Dos escenarios totalmente indeseables. La única salida posible a esta encrucijada es la que proponen Acemoglu y Robinson en su último libro, El pasillo estrecho: la recuperación de la fuerza del Estado (no más Estado, sino mejor Estado, con administraciones más fluidas que atraigan el talento y recuperen algunas pocas competencias estratégicas ahora en manos privadas) y mayor calidad del liderazgo político de las instituciones, que es el reto más complejo. Y, por último, ante este empoderamiento del Estado, mayor transparencia y capacidad de control social y democrático de las instituciones. Hay que reinventar el Estado, y solo excepcionalmente ampliarlo, para que sea mejor Estado.

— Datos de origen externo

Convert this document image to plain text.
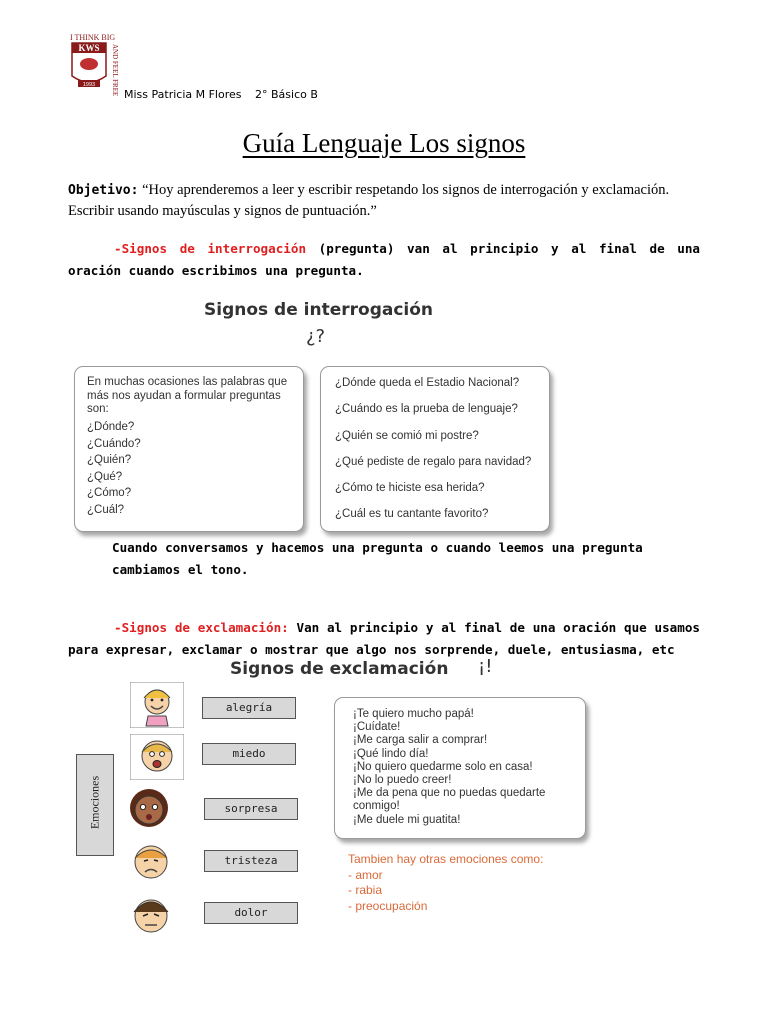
I THINK BIG
KWS
1993 AND FEEL FREE Miss Patricia M Flores 2° Básico B
Guía Lenguaje Los signos
Objetivo: “Hoy aprenderemos a leer y escribir respetando los signos de interrogación y exclamación. Escribir usando mayúsculas y signos de puntuación.”
-Signos de interrogación (pregunta) van al principio y al final de una oración cuando escribimos una pregunta.
Signos de interrogación
¿?

En muchas ocasiones las palabras que más nos ayudan a formular preguntas son:

¿Dónde?
¿Cuándo?
¿Quién?
¿Qué?
¿Cómo?
¿Cuál?
¿Dónde queda el Estadio Nacional?
¿Cuándo es la prueba de lenguaje?
¿Quién se comió mi postre?
¿Qué pediste de regalo para navidad?
¿Cómo te hiciste esa herida?
¿Cuál es tu cantante favorito?
Cuando conversamos y hacemos una pregunta o cuando leemos una pregunta cambiamos el tono.
-Signos de exclamación: Van al principio y al final de una oración que usamos para expresar, exclamar o mostrar que algo nos sorprende, duele, entusiasma, etc
Signos de exclamación ¡!
Emociones
alegría
miedo
sorpresa
tristeza
dolor
¡Te quiero mucho papá!
¡Cuídate!
¡Me carga salir a comprar!
¡Qué lindo día!
¡No quiero quedarme solo en casa!
¡No lo puedo creer!
¡Me da pena que no puedas quedarte conmigo!
¡Me duele mi guatita!
Tambien hay otras emociones como:
- amor
- rabia
- preocupación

Llegamos al ejemplo de las universidades. En España las mejores universidades públicas avanzan atenazadas por el peso de una maraña de cadenas sujetas entre sí y por alguna sinrazón. Siendo organizaciones autónomas de la sociedad civil, reciben de los Gobiernos y, en ocasiones, de la filosofía espontánea de los ciudadanos, el trato despótico con el cual este país sigue deleitándose en el ámbito de las costumbres y la educación políticas. Las universidades no deciden sobre nada importante. O, si deciden algo, lo hacen tras un esfuerzo titánico para conseguir librarse del enredo forjado por sus pretendientes aficionados. Sueldos fijos absurdos para tratar de contratar a la excelencia académica, precios de matrícula arbitrarios y asociales, métodos de selección de estudiantes que determinan una estructura ridícula de titulaciones en paralelo, ausencia por decreto del concepto de transversalidad, sistemas de gobierno basados en la fiscalización del detalle y en la ignorancia de objetivos y resultados, financiación pública reducida y a bulto. Una universidad española es una organización increíblemente sólida en lo intrascendente y extraordinariamente frágil en lo fundamental. Vive presa en la vieja telaraña, ya abandonada por su venenosa autora, de la desconfianza y de la inconsciencia. ¿Quién empuñará la escoba para retirarla?
Jaume Casals es rector de la Universitat Pompeu Fabra y catedrático de Filosofía. Carles Ramió es catedrático de Ciencia Política y la Administración en la Universistat Pompeu Fabra.